Крейслер весело расхохотался и воскликнул:

– Ну, так пойдем же со мной, о мудрый, находчивый, остроумный, поэтически чувствующий кот Мурр, дай же нам по…

(М. прод.) …месяцах моей юности, – я должен рассказать еще многое. В высшей степени поучительно и полезно, если великий ум в собственной своей автобиографии говорит решительно обо всем, что с ним было в юности, даже о том, что кажется ничтожной мелочью. Потому что может ли быть что-нибудь, касающееся высокого гения, мелочью? Все, что он делал или чего он не делал в детстве, имеет чрезвычайную важность и проливает яркий свет на глубокий смысл, на тайное значение его бессмертных творений. Полный душевного огня юноша, которого мучают боязливые сомнения в достаточности его дарований, возрождается духом, когда читает, что такой-то великий человек в детстве играл в солдатики, объедался конфетами и нередко получал побои в наказание за лень, грубость и проказы. «Совсем как я, совсем как я!» – восклицает восхищенный юноша и не сомневается больше, что он также великий гений, несмотря на все величие обоготворяемого им кумира.

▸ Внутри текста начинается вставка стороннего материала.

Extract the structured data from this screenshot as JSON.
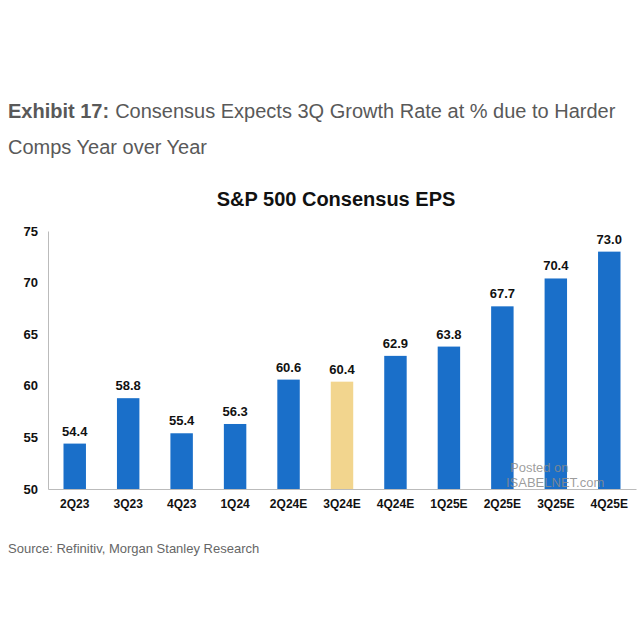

Многие читали Плутарха или хотя бы Корнелия Непота и воображали себя героями, многие читали переводы трагедий древних поэтов, а вместе с тем драмы Кальдерона, Шекспира, Гете, Шиллера, и делались, если не великими поэтами, так по крайней мере маленькими милейшими поэтиками, столь любезными людям. Точно так же и мои произведения, наверное, зажгут светоч поэзии в груди одного юного, талантливого, чувствительного кота, и, если какой-нибудь благородный котенок возьмет с собою на крышу мою увеселительную автобиографию, если он проникнет вполне в высокие идеи книги, которая сейчас находится под моими когтями, он воскликнет тогда в восторге и воодушевлении: «Мурр, божественный Мурр! Единственный, величайший в своем роде, тебе и одному тебе обязан я всем! Только твой пример мог сделать меня великим!»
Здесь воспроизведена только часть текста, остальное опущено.